田川でお面の展覧会 教諭が自身と向き合い創作の30点 

 トランスジェンダーであることに悩み、生きづらさを感じてきたという小学校教諭の高津麦さん(福智町)が、自身と向き合う手段として創作してきたお面約30点の展覧会を、福岡県田川市のいいかねパレット1階・アーツトンネルギャラリーで開いている。


大小様々な作品が並ぶ会場。高津さんは舌を出した表情のお面を「一番気に入っている」と指さした

 お面は紙バンド(クラフトバンド)で作った骨組みに和紙をのり付けし、着色して完成させる。高津さんは母親が陶芸家で、子どもの頃から身近だった土をお面の顔料に用いている。

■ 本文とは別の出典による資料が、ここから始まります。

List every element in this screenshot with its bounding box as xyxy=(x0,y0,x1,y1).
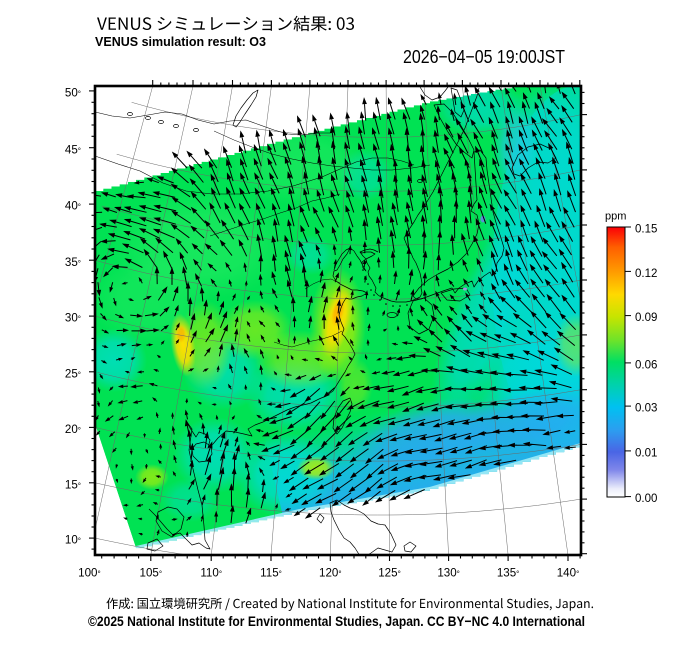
svg-text:50°: 50° xyxy=(65,87,81,100)
svg-text:30°: 30° xyxy=(65,312,81,325)
svg-text:0.00: 0.00 xyxy=(635,493,657,505)
svg-text:125°: 125° xyxy=(378,567,401,580)
svg-text:110°: 110° xyxy=(200,567,222,580)
svg-text:40°: 40° xyxy=(65,200,81,213)
svg-text:20°: 20° xyxy=(65,423,81,436)
svg-text:0.09: 0.09 xyxy=(635,312,657,324)
svg-text:105°: 105° xyxy=(140,567,163,580)
svg-text:©2025 National Institute for E: ©2025 National Institute for Environment… xyxy=(88,613,585,629)
svg-text:135°: 135° xyxy=(497,567,520,580)
svg-text:0.03: 0.03 xyxy=(635,403,657,415)
svg-text:0.01: 0.01 xyxy=(635,447,657,459)
svg-text:0.15: 0.15 xyxy=(635,224,657,236)
svg-text:120°: 120° xyxy=(319,567,342,580)
svg-text:45°: 45° xyxy=(65,143,81,156)
svg-text:100°: 100° xyxy=(78,567,101,580)
svg-text:10°: 10° xyxy=(65,534,81,547)
svg-text:0.06: 0.06 xyxy=(635,359,657,371)
svg-text:130°: 130° xyxy=(437,567,460,580)
svg-text:2026−04−05 19:00JST: 2026−04−05 19:00JST xyxy=(403,46,565,67)
svg-text:VENUS simulation result: O3: VENUS simulation result: O3 xyxy=(95,34,266,49)
svg-text:0.12: 0.12 xyxy=(635,268,657,280)
svg-text:140°: 140° xyxy=(557,567,580,580)
svg-text:115°: 115° xyxy=(260,567,282,580)
svg-text:15°: 15° xyxy=(65,478,81,491)
svg-text:ppm: ppm xyxy=(605,211,626,223)
svg-text:35°: 35° xyxy=(65,256,81,269)
svg-text:25°: 25° xyxy=(65,367,81,380)
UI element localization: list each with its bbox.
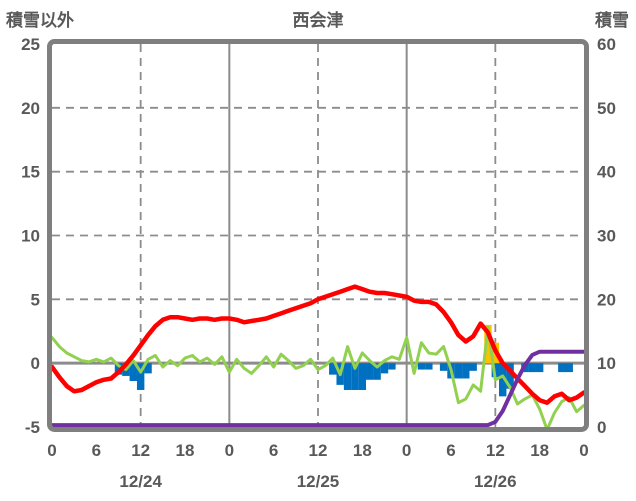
x-axis-hour-label: 0 (579, 441, 588, 460)
blue-bar (388, 363, 396, 370)
blue-bar (425, 363, 433, 370)
left-axis-tick-label: 25 (21, 35, 40, 54)
blue-bar (417, 363, 426, 370)
left-axis-tick-label: 10 (21, 227, 40, 246)
blue-bar (129, 363, 137, 382)
x-axis-hour-label: 6 (269, 441, 278, 460)
blue-bar (535, 363, 544, 373)
left-axis-title: 積雪以外 (6, 11, 74, 30)
blue-bar (528, 363, 536, 373)
left-axis-tick-label: -5 (25, 418, 40, 437)
left-axis-tick-label: 15 (21, 163, 40, 182)
blue-bar (373, 363, 381, 380)
blue-bar (136, 363, 145, 390)
x-axis-hour-label: 0 (47, 441, 56, 460)
red-line (49, 284, 587, 405)
x-axis-hour-label: 12 (486, 441, 505, 460)
x-axis-hour-label: 0 (225, 441, 234, 460)
x-axis-hour-label: 12 (309, 441, 328, 460)
blue-bar (558, 363, 566, 373)
x-axis-hour-label: 18 (176, 441, 195, 460)
chart-title: 西会津 (292, 11, 344, 30)
x-axis-hour-label: 18 (353, 441, 372, 460)
left-axis-tick-label: 0 (31, 354, 40, 373)
blue-bar (343, 363, 352, 390)
left-axis-tick-label: 20 (21, 99, 40, 118)
blue-bar (351, 363, 359, 390)
blue-bar (462, 363, 470, 379)
blue-bar (358, 363, 367, 390)
x-axis-hour-label: 18 (530, 441, 549, 460)
x-axis-hour-label: 12 (131, 441, 150, 460)
purple-line (50, 349, 586, 428)
blue-bar (469, 363, 477, 371)
blue-bar (329, 363, 337, 375)
x-axis-date-label: 12/24 (119, 472, 162, 491)
blue-bar (366, 363, 374, 380)
right-axis-tick-label: 50 (597, 99, 616, 118)
yellow-bar (484, 324, 492, 364)
blue-bar (380, 363, 389, 374)
x-axis-date-label: 12/26 (474, 472, 517, 491)
x-axis-date-label: 12/25 (297, 472, 340, 491)
right-axis-tick-label: 20 (597, 290, 616, 309)
right-axis-tick-label: 60 (597, 35, 616, 54)
blue-bar (506, 363, 514, 389)
x-axis-hour-label: 6 (446, 441, 455, 460)
blue-bar (144, 363, 152, 374)
blue-bar (499, 363, 507, 397)
x-axis-hour-label: 6 (92, 441, 101, 460)
right-axis-tick-label: 0 (597, 418, 606, 437)
left-axis-tick-label: 5 (31, 290, 40, 309)
right-axis-tick-label: 40 (597, 163, 616, 182)
x-axis-hour-label: 0 (402, 441, 411, 460)
blue-bar (439, 363, 448, 371)
green-line (50, 325, 586, 432)
blue-bar (454, 363, 463, 379)
right-axis-tick-label: 10 (597, 354, 616, 373)
plot-border (47, 39, 589, 432)
right-axis-title: 積雪 (595, 11, 629, 30)
blue-bar (565, 363, 573, 373)
right-axis-tick-label: 30 (597, 227, 616, 246)
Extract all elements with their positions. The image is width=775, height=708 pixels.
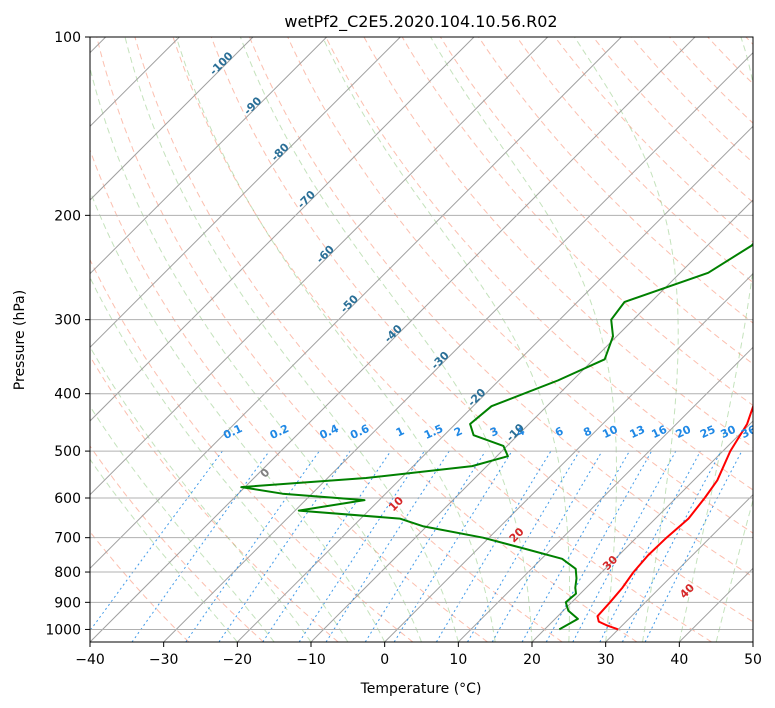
x-tick-label: 10 [449,652,467,668]
mixing-ratio-label: 10 [600,423,620,441]
isotherm [163,51,753,642]
temperature-line [596,403,753,631]
mixing-ratio-line [467,450,580,642]
y-tick-label: 100 [54,30,81,46]
isotherm [90,37,401,349]
mixing-ratio-line [545,450,653,642]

 女性として生まれ、幼い頃から女性として育ったが、生きづらさを感じてきた。お面作りは大学在学中に始め、「正体を隠したり、別の存在になりきったりするお面の役割や歴史を自分自身に重ね、問いかけながら作ってきた」と振り返る。卒業制作では全身が隠れる高さの作品を2点作り、今回の展覧会でも紹介している。


全身が隠れる大きさの作品を紹介する高津さん

 勤務する小学校では「自分の性別を意識せずに児童らと向き合えている」といい、会場には夏休み中の教え子らが次々に訪れる。展示を見た田川市の中学校講師は「内面にあるものを自然体で作品に投影し、人にエネルギーを与えている作者を、とてもかっこよく思える」と話した。

 高津さんは「性別にとらわれなくなって初めて、自分を好きになれた。作品の幅の広がりも実感している今が、すごく幸せ」と笑顔を見せた。

 8月20日まで、入場無料。開場は正午~午後6時。問い合わせはメールでNPO法人アーツトンネルへ。